Karen Williams is the nursing director at Marshall Browning Hospital and is seeking election to a board that currently has no women members. "I have been encouraged to run for the school board in several of the past elections. However, the timing was never right for me. The first time I was approached I was pursuing my Bachelors Degree in nursing and was very busy raising my two school aged sons as a single parent in addition to managing our local emergency department at Marshall Browning Hospital. The second time I was approached I was preparing for assuming the role of nursing director and felt my time and attention should be focused on that," she said.
"I have been a lifelong resident of Du Quoin. I graduated Du Quoin High School in 1990. I have two children, Dalton Morgan, age 24, and Brandon Williams who turns 21 in less than a week. My boys graduated Du Quoin High School in 2009 and 2012 respectively. Dalton has since graduated from Southern Illinois University Carbondale with a Bachelors Degree in Exercise Science. Brandon is a senior at Southern Illinois University Carbondale majoring in Biological Science. Both of them played football at the collegiate level. I am engaged to Jim Kowzan who is also a graduate of Du Quoin High School Class of 1991," she said.
Williams attended John A. Logan College and earned an associate degree in nursing while working at Fairview Nursing Center and Five Star Industries. She has been employed by Marshall Browning for the past 22 years and in 2009 graduated Magna Cum Laude with a Bachelor"s Degree in nursing from SIU-E. She still hopes to obtain a dual masters degree in nursing and business management," she said.
She has volunteered for the American Heart Association, American Cancer Society, Perry County 8th Grade Teen Conference, Family Night In the Park and most recently the Du Quoin High School All Girls Sports Banquet planning committee. "I feel it is important to be involved in the community in which we live. "During this past winter I worked with Denise Woodsides, a Du Quoin High School teacher, to improve the real life work experiences of students coming to the hospital that are enrolled in the Health Occupations and Introduction to Careers classes." she said.
At the hospital, "I am actively involved in our Emergency Preparedness Committee which is really the driving force as to why I am running for school board. Too many times our committee has asked "What is the school going to do?" and "What are the nursing homes going to do?". It is not a matter of IF a disaster is going to occur but WHEN is it going to occur. My platform is not necessarily emergency preparedness but I do have a lot to offer in that arena but more about collaboration among organizations," she said.
"I do not have to tell you what kind of financial shape our government is in. Illinois is broke! Federal and state regulating bodies for such institutions are notorious for unfunded mandates. In years past the answer has always been to raise taxes and acquire grant monies to accomplish such tasks.
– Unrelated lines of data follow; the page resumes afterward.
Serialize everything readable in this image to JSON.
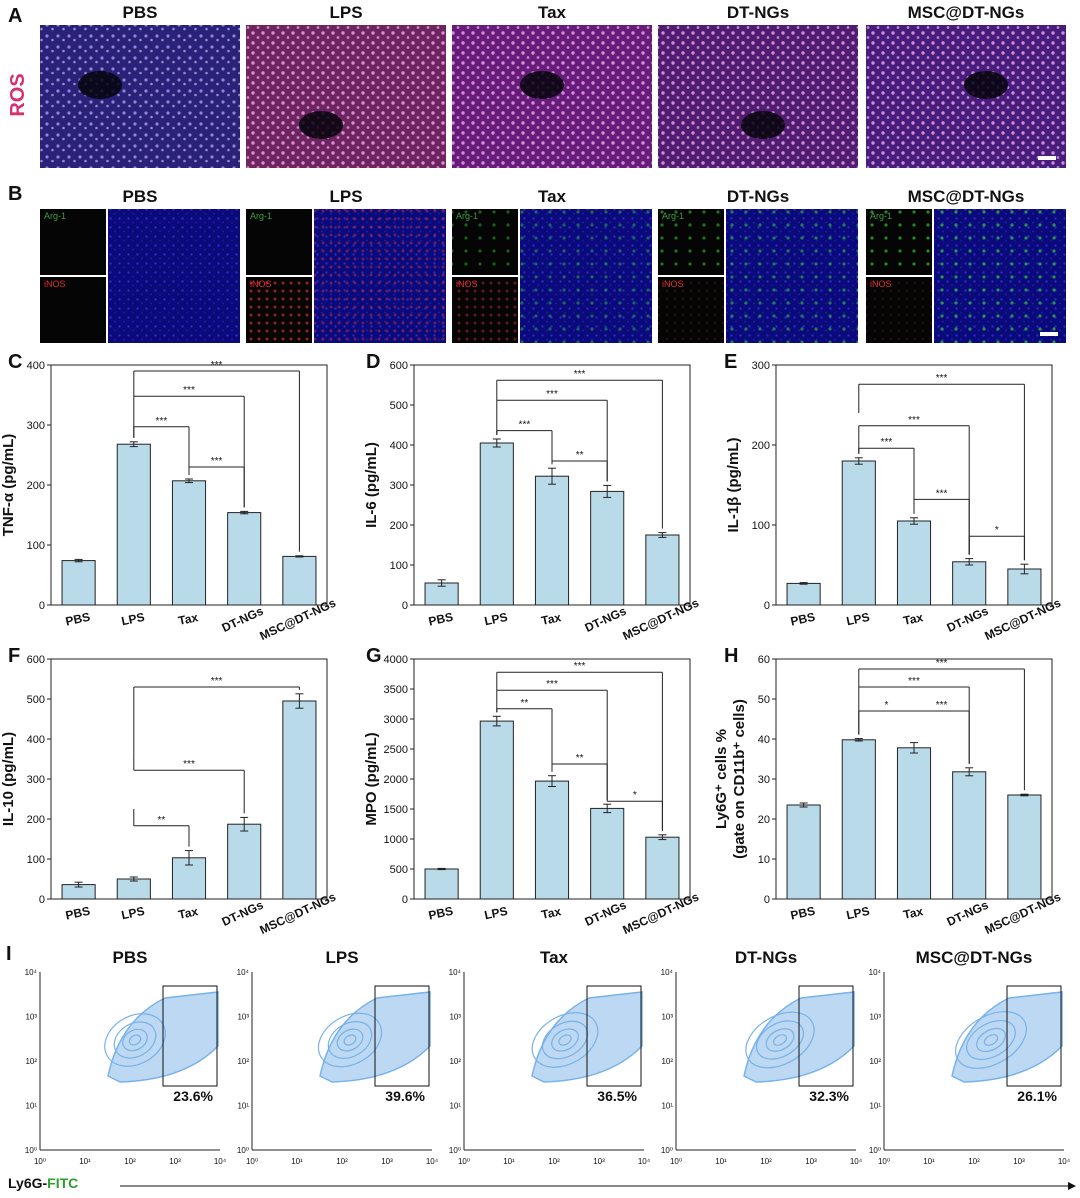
{
  "colors": {
    "bar_fill": "#b9dbe9",
    "bar_stroke": "#222222",
    "flow_fill": "#bcd8f3",
    "flow_line": "#78b2e8",
    "ros_label": "#d6306f",
    "arg1_label": "#3aa03a",
    "inos_label": "#e03030"
  },
  "panel_a": {
    "letter": "A",
    "side_label": "ROS",
    "groups": [
      "PBS",
      "LPS",
      "Tax",
      "DT-NGs",
      "MSC@DT-NGs"
    ],
    "tints": [
      "#4638c8",
      "#c23ea0",
      "#b52fcf",
      "#8a2fbe",
      "#7a2fcf"
    ]
  },
  "panel_b": {
    "letter": "B",
    "groups": [
      "PBS",
      "LPS",
      "Tax",
      "DT-NGs",
      "MSC@DT-NGs"
    ],
    "arg1_label": "Arg-1",
    "inos_label": "iNOS"
  },
  "chart_data": [
    {
      "panel": "C",
      "type": "bar",
      "ylabel": "TNF-α (pg/mL)",
      "ylim": [
        0,
        400
      ],
      "yticks": [
        0,
        100,
        200,
        300,
        400
      ],
      "categories": [
        "PBS",
        "LPS",
        "Tax",
        "DT-NGs",
        "MSC@DT-NGs"
      ],
      "values": [
        74,
        268,
        207,
        154,
        81
      ],
      "errors": [
        2,
        4,
        3,
        2,
        1
      ],
      "significance": [
        {
          "from": 1,
          "to": 4,
          "label": "***",
          "level": 390,
          "drop_from": 348
        },
        {
          "from": 1,
          "to": 3,
          "label": "***",
          "level": 348
        },
        {
          "from": 1,
          "to": 2,
          "label": "***",
          "level": 297
        },
        {
          "from": 2,
          "to": 3,
          "label": "***",
          "level": 230
        }
      ]
    },
    {
      "panel": "D",
      "type": "bar",
      "ylabel": "IL-6 (pg/mL)",
      "ylim": [
        0,
        600
      ],
      "yticks": [
        0,
        100,
        200,
        300,
        400,
        500,
        600
      ],
      "categories": [
        "PBS",
        "LPS",
        "Tax",
        "DT-NGs",
        "MSC@DT-NGs"
      ],
      "values": [
        55,
        405,
        322,
        284,
        175
      ],
      "errors": [
        8,
        10,
        20,
        15,
        6
      ],
      "significance": [
        {
          "from": 1,
          "to": 4,
          "label": "***",
          "level": 562,
          "drop_from": 512
        },
        {
          "from": 1,
          "to": 3,
          "label": "***",
          "level": 512
        },
        {
          "from": 1,
          "to": 2,
          "label": "***",
          "level": 436
        },
        {
          "from": 2,
          "to": 3,
          "label": "**",
          "level": 360
        }
      ]
    },
    {
      "panel": "E",
      "type": "bar",
      "ylabel": "IL-1β (pg/mL)",
      "ylim": [
        0,
        300
      ],
      "yticks": [
        0,
        100,
        200,
        300
      ],
      "categories": [
        "PBS",
        "LPS",
        "Tax",
        "DT-NGs",
        "MSC@DT-NGs"
      ],
      "values": [
        27,
        180,
        105,
        54,
        45
      ],
      "errors": [
        1,
        4,
        4,
        4,
        6
      ],
      "significance": [
        {
          "from": 1,
          "to": 4,
          "label": "***",
          "level": 276,
          "drop_from": 240
        },
        {
          "from": 1,
          "to": 3,
          "label": "***",
          "level": 224
        },
        {
          "from": 1,
          "to": 2,
          "label": "***",
          "level": 196
        },
        {
          "from": 2,
          "to": 3,
          "label": "***",
          "level": 132
        },
        {
          "from": 3,
          "to": 4,
          "label": "*",
          "level": 86
        }
      ]
    },
    {
      "panel": "F",
      "type": "bar",
      "ylabel": "IL-10 (pg/mL)",
      "ylim": [
        0,
        600
      ],
      "yticks": [
        0,
        100,
        200,
        300,
        400,
        500,
        600
      ],
      "categories": [
        "PBS",
        "LPS",
        "Tax",
        "DT-NGs",
        "MSC@DT-NGs"
      ],
      "values": [
        36,
        50,
        103,
        187,
        495
      ],
      "errors": [
        6,
        5,
        18,
        17,
        18
      ],
      "significance": [
        {
          "from": 1,
          "to": 2,
          "label": "**",
          "level": 183,
          "drop_from": 225
        },
        {
          "from": 1,
          "to": 3,
          "label": "***",
          "level": 322,
          "drop_from": 367
        },
        {
          "from": 1,
          "to": 4,
          "label": "***",
          "level": 530,
          "drop_from": 367
        }
      ]
    },
    {
      "panel": "G",
      "type": "bar",
      "ylabel": "MPO (pg/mL)",
      "ylim": [
        0,
        4000
      ],
      "yticks": [
        0,
        500,
        1000,
        1500,
        2000,
        2500,
        3000,
        3500,
        4000
      ],
      "categories": [
        "PBS",
        "LPS",
        "Tax",
        "DT-NGs",
        "MSC@DT-NGs"
      ],
      "values": [
        500,
        2965,
        1965,
        1510,
        1030
      ],
      "errors": [
        10,
        80,
        90,
        70,
        40
      ],
      "significance": [
        {
          "from": 1,
          "to": 4,
          "label": "***",
          "level": 3780,
          "drop_from": 3480
        },
        {
          "from": 1,
          "to": 3,
          "label": "***",
          "level": 3480
        },
        {
          "from": 1,
          "to": 2,
          "label": "**",
          "level": 3170
        },
        {
          "from": 2,
          "to": 3,
          "label": "**",
          "level": 2250
        },
        {
          "from": 3,
          "to": 4,
          "label": "*",
          "level": 1630
        }
      ]
    },
    {
      "panel": "H",
      "type": "bar",
      "ylabel": "Ly6G⁺ cells %",
      "ylabel2": "(gate on CD11b⁺ cells)",
      "ylim": [
        0,
        60
      ],
      "yticks": [
        0,
        10,
        20,
        30,
        40,
        50,
        60
      ],
      "categories": [
        "PBS",
        "LPS",
        "Tax",
        "DT-NGs",
        "MSC@DT-NGs"
      ],
      "values": [
        23.5,
        39.8,
        37.8,
        31.8,
        26.0
      ],
      "errors": [
        0.5,
        0.3,
        1.3,
        1.0,
        0.2
      ],
      "significance": [
        {
          "from": 1,
          "to": 4,
          "label": "***",
          "level": 57.5,
          "drop_from": 53
        },
        {
          "from": 1,
          "to": 3,
          "label": "***",
          "level": 53
        },
        {
          "from": 1,
          "to": 3,
          "label": "***",
          "level": 47,
          "split": 2,
          "left_label": "*"
        }
      ]
    }
  ],
  "panel_i": {
    "letter": "I",
    "groups": [
      "PBS",
      "LPS",
      "Tax",
      "DT-NGs",
      "MSC@DT-NGs"
    ],
    "percentages": [
      "23.6%",
      "39.6%",
      "36.5%",
      "32.3%",
      "26.1%"
    ],
    "axis_ticks": [
      "10⁰",
      "10¹",
      "10²",
      "10³",
      "10⁴"
    ],
    "x_axis_label_prefix": "Ly6G-",
    "x_axis_label_suffix": "FITC"
  }
}
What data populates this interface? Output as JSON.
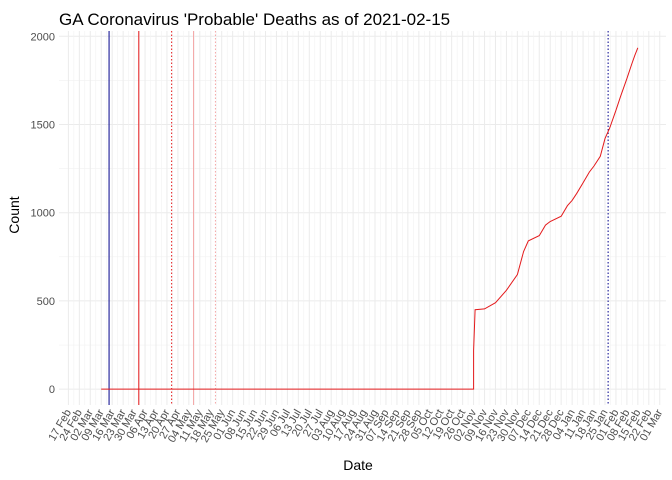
{
  "chart_data": {
    "type": "line",
    "title": "GA Coronavirus 'Probable' Deaths as of 2021-02-15",
    "xlabel": "Date",
    "ylabel": "Count",
    "x_ticks": [
      "17 Feb",
      "24 Feb",
      "02 Mar",
      "09 Mar",
      "16 Mar",
      "23 Mar",
      "30 Mar",
      "06 Apr",
      "13 Apr",
      "20 Apr",
      "27 Apr",
      "04 May",
      "11 May",
      "18 May",
      "25 May",
      "01 Jun",
      "08 Jun",
      "15 Jun",
      "22 Jun",
      "29 Jun",
      "06 Jul",
      "13 Jul",
      "20 Jul",
      "27 Jul",
      "03 Aug",
      "10 Aug",
      "17 Aug",
      "24 Aug",
      "31 Aug",
      "07 Sep",
      "14 Sep",
      "21 Sep",
      "28 Sep",
      "05 Oct",
      "12 Oct",
      "19 Oct",
      "26 Oct",
      "02 Nov",
      "09 Nov",
      "16 Nov",
      "23 Nov",
      "30 Nov",
      "07 Dec",
      "14 Dec",
      "21 Dec",
      "28 Dec",
      "04 Jan",
      "11 Jan",
      "18 Jan",
      "25 Jan",
      "01 Feb",
      "08 Feb",
      "15 Feb",
      "22 Feb",
      "01 Mar"
    ],
    "y_ticks": [
      0,
      500,
      1000,
      1500,
      2000
    ],
    "ylim": [
      -90,
      2030
    ],
    "grid": true,
    "series": [
      {
        "color": "#e41a1c",
        "points": [
          [
            "09 Mar",
            0
          ],
          [
            "02 Nov",
            0
          ],
          [
            "02 Nov",
            220
          ],
          [
            "03 Nov",
            450
          ],
          [
            "09 Nov",
            455
          ],
          [
            "16 Nov",
            490
          ],
          [
            "23 Nov",
            560
          ],
          [
            "30 Nov",
            650
          ],
          [
            "04 Dec",
            780
          ],
          [
            "07 Dec",
            840
          ],
          [
            "14 Dec",
            870
          ],
          [
            "18 Dec",
            930
          ],
          [
            "21 Dec",
            950
          ],
          [
            "28 Dec",
            980
          ],
          [
            "01 Jan",
            1040
          ],
          [
            "04 Jan",
            1070
          ],
          [
            "07 Jan",
            1110
          ],
          [
            "11 Jan",
            1170
          ],
          [
            "15 Jan",
            1230
          ],
          [
            "18 Jan",
            1265
          ],
          [
            "22 Jan",
            1320
          ],
          [
            "25 Jan",
            1420
          ],
          [
            "28 Jan",
            1480
          ],
          [
            "01 Feb",
            1580
          ],
          [
            "04 Feb",
            1660
          ],
          [
            "08 Feb",
            1760
          ],
          [
            "11 Feb",
            1840
          ],
          [
            "13 Feb",
            1890
          ],
          [
            "15 Feb",
            1935
          ]
        ]
      }
    ],
    "vlines": [
      {
        "x": "14 Mar",
        "color": "#00008b",
        "style": "solid"
      },
      {
        "x": "02 Apr",
        "color": "#e41a1c",
        "style": "solid"
      },
      {
        "x": "23 Apr",
        "color": "#e41a1c",
        "style": "dotted"
      },
      {
        "x": "07 May",
        "color": "#f4a6a6",
        "style": "solid"
      },
      {
        "x": "21 May",
        "color": "#f4a6a6",
        "style": "dotted"
      },
      {
        "x": "27 Jan",
        "color": "#00008b",
        "style": "dotted"
      }
    ]
  }
}
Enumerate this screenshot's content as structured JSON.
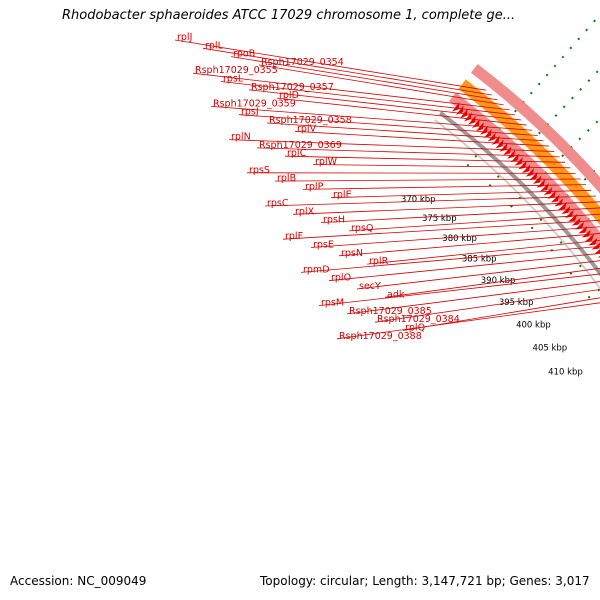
{
  "title": "Rhodobacter sphaeroides ATCC 17029 chromosome 1, complete ge...",
  "footer": {
    "accession": "Accession: NC_009049",
    "info": "Topology: circular; Length: 3,147,721 bp; Genes: 3,017"
  },
  "ticks": [
    "370 kbp",
    "375 kbp",
    "380 kbp",
    "385 kbp",
    "390 kbp",
    "395 kbp",
    "400 kbp",
    "405 kbp",
    "410 kbp"
  ],
  "gene_labels": [
    "rplJ",
    "rplL",
    "rpoB",
    "Rsph17029_0354",
    "Rsph17029_0355",
    "rpsL",
    "Rsph17029_0357",
    "rplD",
    "Rsph17029_0359",
    "rpsJ",
    "Rsph17029_0358",
    "rplV",
    "rplN",
    "Rsph17029_0369",
    "rplC",
    "rplW",
    "rpsS",
    "rplB",
    "rplP",
    "rplE",
    "rpsC",
    "rplX",
    "rpsH",
    "rpsQ",
    "rplF",
    "rpsE",
    "rpsN",
    "rplR",
    "rpmD",
    "rplO",
    "secY",
    "adk",
    "rpsM",
    "Rsph17029_0385",
    "Rsph17029_0384",
    "rplQ",
    "Rsph17029_0388"
  ],
  "colors": {
    "gene_red": "#ee0000",
    "gene_pink": "#f08080",
    "gene_orange": "#ff8c00",
    "backbone": "#9a9a9a",
    "tick_green": "#008000",
    "label_red": "#d40000"
  }
}
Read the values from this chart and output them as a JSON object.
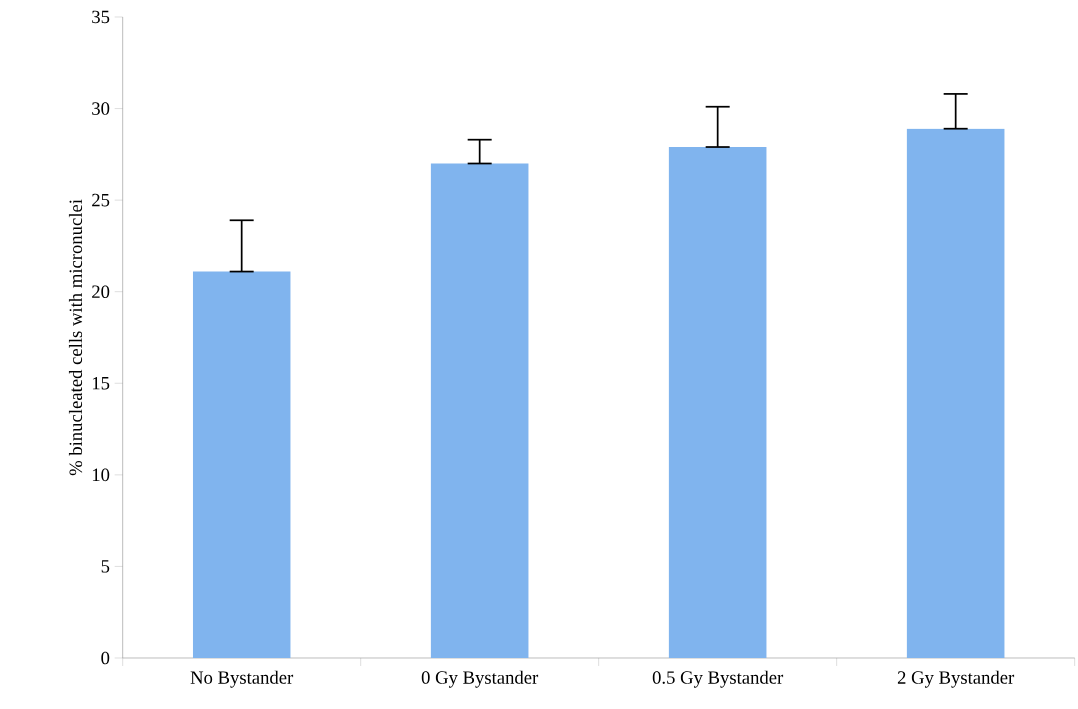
{
  "chart_data": {
    "type": "bar",
    "ylabel": "% binucleated cells with micronuclei",
    "categories": [
      "No Bystander",
      "0 Gy Bystander",
      "0.5 Gy Bystander",
      "2 Gy Bystander"
    ],
    "values": [
      21.1,
      27.0,
      27.9,
      28.9
    ],
    "errors": [
      [
        21.1,
        23.9
      ],
      [
        27.0,
        28.3
      ],
      [
        27.9,
        30.1
      ],
      [
        28.9,
        30.8
      ]
    ],
    "color": "#80b4ee",
    "ylim": [
      0,
      35
    ],
    "yticks": [
      0,
      5,
      10,
      15,
      20,
      25,
      30,
      35
    ],
    "grid": false
  }
}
Budgets are tight everywhere from personal homes to businesses and organizations within Du Quoin. We cannot keep sustaining ourselves independently. Organizations must work together to accomplish goals and that is why I am running for school board. I intend to use the knowledge that I have learned at the hospital with the school and vice versa what I learn by serving on the school board I hope to take back to the hospital. Our community deserves this," she said. "My experience includes oversight and development of policies and procedures along with enforcement of those policies and procedures. I am a firm believer in accountability. I look at things objectively and feel a proactive approach is always better than a reactive approach. I also have experience in grant writing, budgets, and dealing with personnel issues," she said.
"If I am voted in to serve on the school board I realize I will not make everyone happy with my decisions but I can assure you I will do my best to make the most and best informed decisions that I possibly can for each and every student and teacher."